My thanks to Dr. Jen who shared this link with me.

Twins Birth Video

Click on this link for a video of the vaginal birth of twins. The first is vertex, the second is breech.

The video is short — just over a minute. The woman seems to be in a hospital, but essentially without intervention (no IVs in sight). They are speaking French, but I can’t tell where they are (France or Canada, most likely).

Birth Rape, revisited

Previously, I wrote about “birth rape” and mentioned an article in the UK. Recently, I commented on a med student’s blog, in which the author discusses this from his/her perspective. It’s an interesting read, and it’s always good to get other people’s perspective on it; but the reason I’m linking to it now is for the person who commented after me. She tells a horrific tale of birth rape, beginning with an induction which she feels was unnecessary. (She was told her placenta was failing and her babies were in “immediate danger of dying,” but her records indicate no such life-threatening diagnosis.)

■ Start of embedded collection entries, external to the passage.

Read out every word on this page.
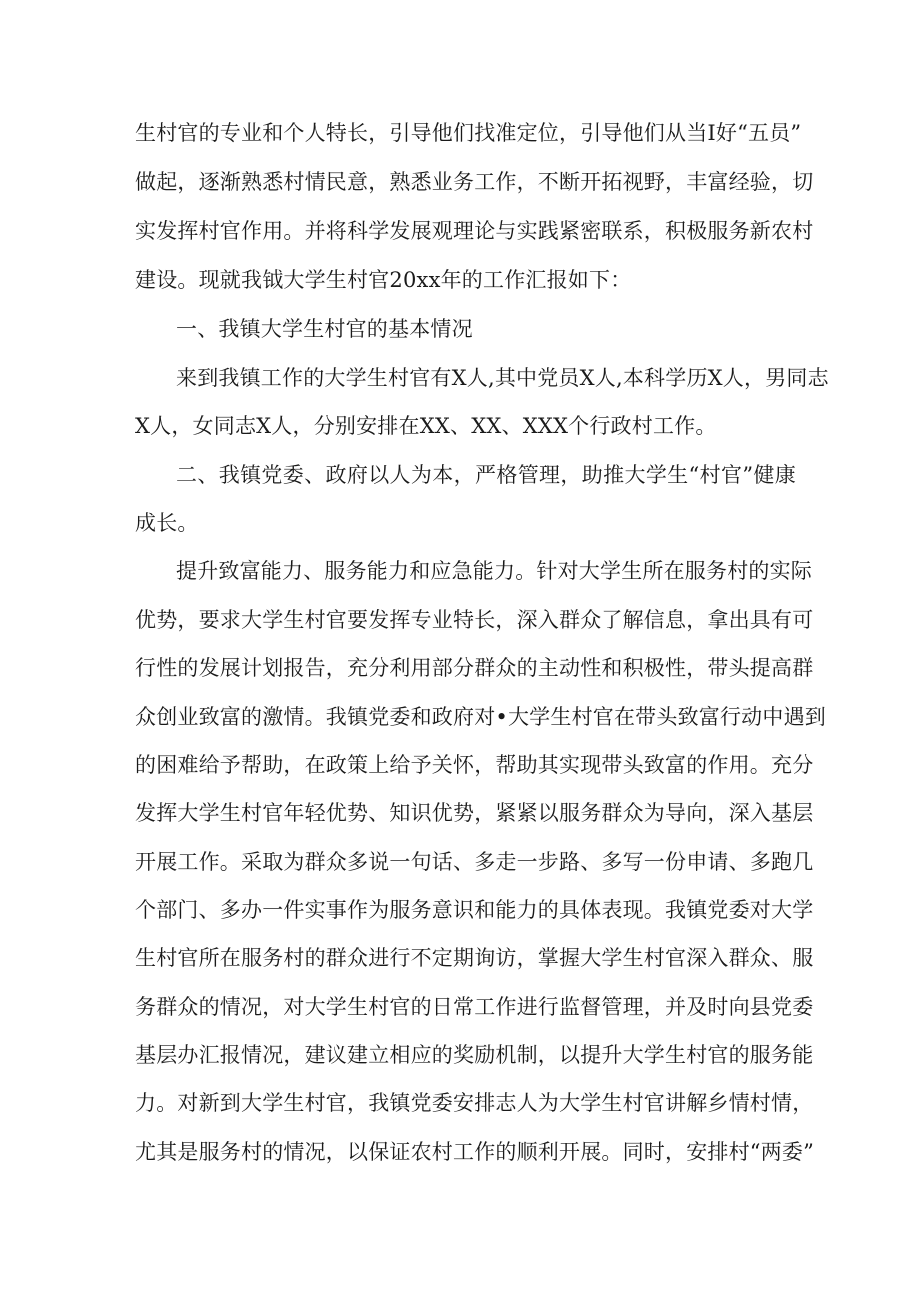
生村官的专业和个人特长，引导他们找准定位，引导他们从当I好“五员”
做起，逐渐熟悉村情民意，熟悉业务工作，不断开拓视野，丰富经验，切
实发挥村官作用。并将科学发展观理论与实践紧密联系，积极服务新农村
建设。现就我钺大学生村官20xx年的工作汇报如下：
一、我镇大学生村官的基本情况
来到我镇工作的大学生村官有X人,其中党员X人,本科学历X人，男同志
X人，女同志X人，分别安排在XX、XX、XXX个行政村工作。
二、我镇党委、政府以人为本，严格管理，助推大学生“村官”健康
成长。
提升致富能力、服务能力和应急能力。针对大学生所在服务村的实际
优势，要求大学生村官要发挥专业特长，深入群众了解信息，拿出具有可
行性的发展计划报告，充分利用部分群众的主动性和积极性，带头提高群
众创业致富的激情。我镇党委和政府对•大学生村官在带头致富行动中遇到
的困难给予帮助，在政策上给予关怀，帮助其实现带头致富的作用。充分
发挥大学生村官年轻优势、知识优势，紧紧以服务群众为导向，深入基层
开展工作。采取为群众多说一句话、多走一步路、多写一份申请、多跑几
个部门、多办一件实事作为服务意识和能力的具体表现。我镇党委对大学
生村官所在服务村的群众进行不定期询访，掌握大学生村官深入群众、服
务群众的情况，对大学生村官的日常工作进行监督管理，并及时向县党委
基层办汇报情况，建议建立相应的奖励机制，以提升大学生村官的服务能
力。对新到大学生村官，我镇党委安排志人为大学生村官讲解乡情村情，
尤其是服务村的情况，以保证农村工作的顺利开展。同时，安排村“两委”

I will comment, though, on her comment about Australia having a 66% “surgical birth” rate. It’s possible that an episiotomy is considered a form of “surgical birth” since it is an incision made with surgical instruments. One article from 2006 stated that the 2004 Australian C-section rate was 29% at the time. I doubt it has doubled in the last four years. It’s possible the woman commenting made a typo, but more likely she’s including episiotomies in this rate.

Stories like this are uncommon, but they should be non-existent. Be informed.